Soon Sal attracts the attention of school council president Gabi Real, a smart industrious middle-schooler who notices Sal’s special skills and sets out to discover his secret. Eventually Sal explains: he can create holes in space-time and retrieve objects or people from parallel universes. There’s a price, though. As Sal’s physicist father explains, each time Sal brings something from another universe, some calamatrons come with it, and the build-up of these chaos particles will eventually destroy our universe. When the rift in the bully’s locker is slow to close, releasing a bunch of calamatrons, Sal and Gabi must work together to solve the problem.

Sal and Gabi Break the Universe (2019) is a finalist for this year’s Nebula (Andre Norton) Award, which is how it caught my attention. It’s a delightfully entertaining story full of charming characters and a fun, kooky plot. Sal and Gabi are clever, witty, and good-hearted. Sal likes Gabi because she acts as the bully’s lawyer when he appeared before the principal, and she built a lie detector that works. Gabi likes Sal because he used “whom” correctly in a sentence, and she’s intrigued by his magic. All of the adults — parents, step-parents, teachers, school staff — are benevolent and supportive. Even the bully is really a good kid who just needs to be steered in the right direction. (Some readers are going to find all of this goodness to be a bit syrupy.)

Almost all of the characters are of Cuban descent, which is one of the things I found so refreshing and appealing about this story. Sal and Gabi Break the Universe is steeped in Cuban culture and filled with Cuban food (my favorite cuisine).

Sal and Gabi Break the Universe is amusing, with lots of comedic elements that will appeal to all ages, as well as a few of the fart- and wedgie-jokes that are requisite for a middle-grade novel. Though the story relies on the science fiction idea of parallel universes, it’s actually a small part of the plot. Author Carlos Hernandez seems most interested in telling a warm-hearted Cuban-inspired tale.

Though Sal and Gabi Break the Universe is mostly funny and light, Hernandez takes the opportunity to present some tough subjects to his middle-grade audience. Sal has diabetes, so his physical limitations (and lack thereof) are part of his experience and young readers will probably learn a lot about that medical condition. Sal and his father still grieve for Sal’s mother, even as they try to move on with a new wife and mother who they also love. Gabi’s baby brother is very ill in the NICU and her family spends a lot of time gathered in the hospital’s waiting room (eating Cuban food). These weighty topics give the book some welcome gravitas and Hernandez handles them with deftness and sensitivity.

The audio version of Sal and Gabi Break the Universe was produced by Listening Library and read by the fabulous Anthony Rey Perez. I loved his performance. A sequel, called Sal and Gabi Fix the Universe, will be released next month.

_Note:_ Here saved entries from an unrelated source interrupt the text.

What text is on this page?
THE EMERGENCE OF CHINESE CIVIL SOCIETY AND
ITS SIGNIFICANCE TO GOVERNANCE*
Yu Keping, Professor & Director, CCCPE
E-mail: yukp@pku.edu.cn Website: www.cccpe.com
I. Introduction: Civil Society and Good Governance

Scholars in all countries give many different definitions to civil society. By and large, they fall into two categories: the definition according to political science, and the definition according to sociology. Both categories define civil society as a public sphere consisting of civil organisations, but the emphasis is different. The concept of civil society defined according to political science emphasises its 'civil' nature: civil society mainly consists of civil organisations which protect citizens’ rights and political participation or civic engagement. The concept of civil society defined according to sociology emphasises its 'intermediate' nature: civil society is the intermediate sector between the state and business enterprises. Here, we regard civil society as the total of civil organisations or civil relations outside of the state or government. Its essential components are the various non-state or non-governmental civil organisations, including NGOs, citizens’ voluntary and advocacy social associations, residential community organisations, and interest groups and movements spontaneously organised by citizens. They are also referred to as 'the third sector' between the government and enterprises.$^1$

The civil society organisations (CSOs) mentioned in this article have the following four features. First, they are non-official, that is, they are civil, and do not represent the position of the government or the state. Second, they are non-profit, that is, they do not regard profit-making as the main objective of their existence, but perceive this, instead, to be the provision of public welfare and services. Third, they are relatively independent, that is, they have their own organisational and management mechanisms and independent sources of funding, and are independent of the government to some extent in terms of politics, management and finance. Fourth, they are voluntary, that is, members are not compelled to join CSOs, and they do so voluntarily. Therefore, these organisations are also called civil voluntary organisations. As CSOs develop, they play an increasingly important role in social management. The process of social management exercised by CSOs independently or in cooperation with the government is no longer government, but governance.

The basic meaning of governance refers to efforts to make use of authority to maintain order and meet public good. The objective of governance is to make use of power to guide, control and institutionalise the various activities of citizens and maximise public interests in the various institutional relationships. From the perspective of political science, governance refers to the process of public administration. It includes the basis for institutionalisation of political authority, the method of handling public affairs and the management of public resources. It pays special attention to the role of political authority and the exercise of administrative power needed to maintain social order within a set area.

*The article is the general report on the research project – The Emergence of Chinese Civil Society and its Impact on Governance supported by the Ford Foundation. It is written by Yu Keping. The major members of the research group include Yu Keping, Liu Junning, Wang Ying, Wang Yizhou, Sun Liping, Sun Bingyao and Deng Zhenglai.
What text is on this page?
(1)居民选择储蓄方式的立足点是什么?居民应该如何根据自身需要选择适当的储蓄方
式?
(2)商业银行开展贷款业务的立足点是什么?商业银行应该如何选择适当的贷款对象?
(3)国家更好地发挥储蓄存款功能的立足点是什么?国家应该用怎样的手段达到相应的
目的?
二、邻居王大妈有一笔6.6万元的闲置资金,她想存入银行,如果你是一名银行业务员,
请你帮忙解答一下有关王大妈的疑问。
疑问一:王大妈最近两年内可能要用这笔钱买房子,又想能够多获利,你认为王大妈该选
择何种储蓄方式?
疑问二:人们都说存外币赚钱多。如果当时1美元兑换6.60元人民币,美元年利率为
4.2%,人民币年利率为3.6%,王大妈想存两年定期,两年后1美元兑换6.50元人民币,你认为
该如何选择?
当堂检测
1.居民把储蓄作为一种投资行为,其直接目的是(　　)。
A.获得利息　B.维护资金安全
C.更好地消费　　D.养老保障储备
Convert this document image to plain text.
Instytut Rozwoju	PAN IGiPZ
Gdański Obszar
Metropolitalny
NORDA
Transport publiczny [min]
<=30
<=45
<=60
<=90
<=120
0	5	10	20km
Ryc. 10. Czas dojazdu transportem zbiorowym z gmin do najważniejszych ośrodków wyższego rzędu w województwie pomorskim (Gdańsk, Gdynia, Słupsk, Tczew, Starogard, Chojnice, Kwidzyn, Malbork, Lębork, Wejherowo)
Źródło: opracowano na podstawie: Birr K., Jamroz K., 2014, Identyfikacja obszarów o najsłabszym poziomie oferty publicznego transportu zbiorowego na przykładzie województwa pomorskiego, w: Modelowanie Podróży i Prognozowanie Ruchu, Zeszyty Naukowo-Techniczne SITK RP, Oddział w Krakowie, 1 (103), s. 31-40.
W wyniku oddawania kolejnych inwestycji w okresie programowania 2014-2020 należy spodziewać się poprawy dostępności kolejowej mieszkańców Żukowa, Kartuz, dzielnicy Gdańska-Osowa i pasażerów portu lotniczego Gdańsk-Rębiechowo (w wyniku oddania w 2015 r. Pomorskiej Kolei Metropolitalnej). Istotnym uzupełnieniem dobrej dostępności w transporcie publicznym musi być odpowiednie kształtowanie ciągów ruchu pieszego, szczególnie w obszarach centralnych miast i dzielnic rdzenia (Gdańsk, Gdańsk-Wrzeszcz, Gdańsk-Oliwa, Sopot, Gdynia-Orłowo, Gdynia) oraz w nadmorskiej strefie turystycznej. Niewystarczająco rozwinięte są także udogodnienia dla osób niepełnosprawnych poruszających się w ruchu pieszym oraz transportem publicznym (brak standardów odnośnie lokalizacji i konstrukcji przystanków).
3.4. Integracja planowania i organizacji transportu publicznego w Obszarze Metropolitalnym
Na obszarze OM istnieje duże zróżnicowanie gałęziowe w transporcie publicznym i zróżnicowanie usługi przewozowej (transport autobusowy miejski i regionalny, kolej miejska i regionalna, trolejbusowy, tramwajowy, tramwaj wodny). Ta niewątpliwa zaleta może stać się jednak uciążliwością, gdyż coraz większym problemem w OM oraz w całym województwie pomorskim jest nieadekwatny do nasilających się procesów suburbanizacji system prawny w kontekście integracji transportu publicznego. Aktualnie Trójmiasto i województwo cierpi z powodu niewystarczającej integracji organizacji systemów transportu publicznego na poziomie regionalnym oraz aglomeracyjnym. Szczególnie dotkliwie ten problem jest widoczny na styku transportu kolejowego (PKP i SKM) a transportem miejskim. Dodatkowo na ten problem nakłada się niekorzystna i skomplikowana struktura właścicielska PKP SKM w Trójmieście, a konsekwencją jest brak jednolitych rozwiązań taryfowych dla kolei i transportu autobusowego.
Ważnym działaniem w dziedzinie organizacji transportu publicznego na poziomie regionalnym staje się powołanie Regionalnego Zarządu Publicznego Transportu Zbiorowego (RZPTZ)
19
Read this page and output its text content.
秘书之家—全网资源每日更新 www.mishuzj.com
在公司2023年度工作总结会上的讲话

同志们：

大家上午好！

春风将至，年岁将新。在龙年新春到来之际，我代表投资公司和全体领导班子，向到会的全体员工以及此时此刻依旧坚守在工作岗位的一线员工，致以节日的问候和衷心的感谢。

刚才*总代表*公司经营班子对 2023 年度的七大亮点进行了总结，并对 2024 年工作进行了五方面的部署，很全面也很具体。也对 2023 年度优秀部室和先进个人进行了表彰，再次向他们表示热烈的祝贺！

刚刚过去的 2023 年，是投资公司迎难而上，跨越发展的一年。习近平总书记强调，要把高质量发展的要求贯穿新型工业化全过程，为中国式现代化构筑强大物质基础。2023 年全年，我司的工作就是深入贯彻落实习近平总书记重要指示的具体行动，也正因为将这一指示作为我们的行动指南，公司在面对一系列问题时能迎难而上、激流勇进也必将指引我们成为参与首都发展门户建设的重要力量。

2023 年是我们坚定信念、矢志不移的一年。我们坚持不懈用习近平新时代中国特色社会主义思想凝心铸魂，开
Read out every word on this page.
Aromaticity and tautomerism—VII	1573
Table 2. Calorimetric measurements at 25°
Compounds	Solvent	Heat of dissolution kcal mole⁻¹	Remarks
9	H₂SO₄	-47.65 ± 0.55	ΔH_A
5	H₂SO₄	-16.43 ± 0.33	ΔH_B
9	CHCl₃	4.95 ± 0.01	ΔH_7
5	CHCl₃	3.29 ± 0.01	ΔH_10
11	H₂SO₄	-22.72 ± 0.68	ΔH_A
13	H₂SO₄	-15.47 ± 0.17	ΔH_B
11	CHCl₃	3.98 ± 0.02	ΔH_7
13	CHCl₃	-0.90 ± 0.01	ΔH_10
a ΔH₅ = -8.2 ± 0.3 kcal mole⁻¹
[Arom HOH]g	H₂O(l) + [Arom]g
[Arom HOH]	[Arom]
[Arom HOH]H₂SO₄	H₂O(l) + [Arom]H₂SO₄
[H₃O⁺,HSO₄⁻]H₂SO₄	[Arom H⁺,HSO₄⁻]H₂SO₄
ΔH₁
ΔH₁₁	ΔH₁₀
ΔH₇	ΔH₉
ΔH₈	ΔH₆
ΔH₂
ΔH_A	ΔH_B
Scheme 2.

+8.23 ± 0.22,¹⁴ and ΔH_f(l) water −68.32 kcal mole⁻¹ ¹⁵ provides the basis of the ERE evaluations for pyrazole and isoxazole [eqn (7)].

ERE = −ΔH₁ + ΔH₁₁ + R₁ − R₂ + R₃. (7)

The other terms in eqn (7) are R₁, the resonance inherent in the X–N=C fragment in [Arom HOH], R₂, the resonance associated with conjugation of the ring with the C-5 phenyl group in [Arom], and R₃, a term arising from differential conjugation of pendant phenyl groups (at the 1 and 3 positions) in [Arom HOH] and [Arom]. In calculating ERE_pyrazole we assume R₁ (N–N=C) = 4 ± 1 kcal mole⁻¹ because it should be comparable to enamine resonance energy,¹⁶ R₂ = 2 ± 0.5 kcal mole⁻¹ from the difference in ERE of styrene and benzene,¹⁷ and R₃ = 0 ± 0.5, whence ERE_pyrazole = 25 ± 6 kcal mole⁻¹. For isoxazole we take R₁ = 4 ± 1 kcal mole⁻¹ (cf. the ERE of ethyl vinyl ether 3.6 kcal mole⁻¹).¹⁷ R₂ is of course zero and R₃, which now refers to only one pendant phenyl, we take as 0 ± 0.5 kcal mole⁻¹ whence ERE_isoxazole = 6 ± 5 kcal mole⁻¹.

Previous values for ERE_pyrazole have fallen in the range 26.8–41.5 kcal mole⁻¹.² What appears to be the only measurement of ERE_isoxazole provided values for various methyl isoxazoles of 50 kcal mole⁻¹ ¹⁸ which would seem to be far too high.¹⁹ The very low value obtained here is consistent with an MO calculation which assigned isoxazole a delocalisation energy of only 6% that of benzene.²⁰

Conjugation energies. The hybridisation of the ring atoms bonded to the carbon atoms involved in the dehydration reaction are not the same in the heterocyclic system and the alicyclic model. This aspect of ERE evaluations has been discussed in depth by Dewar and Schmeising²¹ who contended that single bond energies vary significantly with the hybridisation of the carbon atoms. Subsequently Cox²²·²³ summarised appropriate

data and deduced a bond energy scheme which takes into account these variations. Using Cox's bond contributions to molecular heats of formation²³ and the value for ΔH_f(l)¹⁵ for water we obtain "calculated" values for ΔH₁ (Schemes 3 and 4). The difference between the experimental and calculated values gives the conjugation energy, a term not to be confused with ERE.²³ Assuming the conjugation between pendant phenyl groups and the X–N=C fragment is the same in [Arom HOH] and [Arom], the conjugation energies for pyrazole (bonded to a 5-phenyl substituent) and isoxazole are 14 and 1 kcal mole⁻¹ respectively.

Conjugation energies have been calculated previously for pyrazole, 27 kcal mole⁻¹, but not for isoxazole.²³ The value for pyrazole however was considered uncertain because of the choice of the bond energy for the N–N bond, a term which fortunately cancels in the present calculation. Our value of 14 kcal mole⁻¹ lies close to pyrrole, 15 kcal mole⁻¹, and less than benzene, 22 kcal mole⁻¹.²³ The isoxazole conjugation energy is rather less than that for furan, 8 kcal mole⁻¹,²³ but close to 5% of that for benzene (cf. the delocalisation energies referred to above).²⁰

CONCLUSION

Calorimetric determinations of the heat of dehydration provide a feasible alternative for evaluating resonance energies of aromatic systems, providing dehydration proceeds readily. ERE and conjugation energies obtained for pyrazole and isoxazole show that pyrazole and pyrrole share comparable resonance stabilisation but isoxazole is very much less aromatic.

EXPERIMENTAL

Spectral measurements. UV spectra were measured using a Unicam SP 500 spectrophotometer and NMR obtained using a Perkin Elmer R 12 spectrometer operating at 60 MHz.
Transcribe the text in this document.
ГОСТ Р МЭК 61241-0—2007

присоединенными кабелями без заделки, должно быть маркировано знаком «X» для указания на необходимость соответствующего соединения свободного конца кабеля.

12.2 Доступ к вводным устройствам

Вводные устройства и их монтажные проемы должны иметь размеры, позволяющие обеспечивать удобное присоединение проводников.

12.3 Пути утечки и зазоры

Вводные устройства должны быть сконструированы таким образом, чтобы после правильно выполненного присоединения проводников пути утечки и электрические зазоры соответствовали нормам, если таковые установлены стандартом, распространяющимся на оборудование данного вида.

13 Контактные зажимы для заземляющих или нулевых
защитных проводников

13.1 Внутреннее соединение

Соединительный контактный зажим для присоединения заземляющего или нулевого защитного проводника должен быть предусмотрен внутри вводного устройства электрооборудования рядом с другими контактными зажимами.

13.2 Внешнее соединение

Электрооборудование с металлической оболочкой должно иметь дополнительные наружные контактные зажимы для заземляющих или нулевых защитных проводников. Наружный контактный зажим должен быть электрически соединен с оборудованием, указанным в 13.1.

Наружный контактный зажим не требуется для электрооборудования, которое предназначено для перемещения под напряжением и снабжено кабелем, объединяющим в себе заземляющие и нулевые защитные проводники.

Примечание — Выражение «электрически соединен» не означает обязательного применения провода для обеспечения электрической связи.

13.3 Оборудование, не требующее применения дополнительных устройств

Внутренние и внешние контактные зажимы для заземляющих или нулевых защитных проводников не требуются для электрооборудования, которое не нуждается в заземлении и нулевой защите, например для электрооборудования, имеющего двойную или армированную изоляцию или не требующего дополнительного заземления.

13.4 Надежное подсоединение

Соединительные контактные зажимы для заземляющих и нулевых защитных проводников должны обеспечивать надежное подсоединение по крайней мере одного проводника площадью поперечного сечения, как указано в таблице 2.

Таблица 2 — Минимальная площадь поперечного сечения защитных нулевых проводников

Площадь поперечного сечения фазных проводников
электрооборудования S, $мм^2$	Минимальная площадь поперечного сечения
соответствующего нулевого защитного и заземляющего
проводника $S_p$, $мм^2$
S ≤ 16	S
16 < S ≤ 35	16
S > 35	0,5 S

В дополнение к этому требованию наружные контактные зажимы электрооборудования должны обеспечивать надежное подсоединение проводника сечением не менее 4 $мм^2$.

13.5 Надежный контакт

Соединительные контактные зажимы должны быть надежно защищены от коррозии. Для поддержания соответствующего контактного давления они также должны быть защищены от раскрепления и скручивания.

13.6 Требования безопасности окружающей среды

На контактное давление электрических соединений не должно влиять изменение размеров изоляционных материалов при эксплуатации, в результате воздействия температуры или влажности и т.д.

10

I am likely to pick it up.

Published in 2019. Best-selling author Rick Riordan presents a brilliant sci-fi romp with Cuban influence that poses this question: What would you do if you had the power to reach through time and space and retrieve anything you want, including your mother, who is no longer living (in this universe, anyway)? How did a raw chicken get inside Yasmany’s locker? When Sal Vidon meets Gabi Real for the first time, it isn’t under the best of circumstances. Sal is in the principal’s office for the third time in three days, and it’s still the first week of school. Gabi, student council president and editor of the school paper, is there to support her friend Yasmany, who just picked a fight with Sal. She is determined to prove that somehow, Sal planted a raw chicken in Yasmany’s locker, even though nobody saw him do it and the bloody poultry has since mysteriously disappeared. Sal prides himself on being an excellent magician, but for this sleight of hand, he relied on a talent no one would guess . . . except maybe Gabi, whose sharp eyes never miss a trick. When Gabi learns that he’s capable of conjuring things much bigger than a chicken–including his dead mother–and she takes it all in stride, Sal knows that she is someone he can work with. There’s only one slight problem: their manipulation of time and space could put the entire universe at risk. A sassy entropy sweeper, a documentary about wedgies, a principal who wears a Venetian bauta mask, and heaping platefuls of Cuban food are just some of the delights that await in his mind-blowing novel gift-wrapped in love and laughter.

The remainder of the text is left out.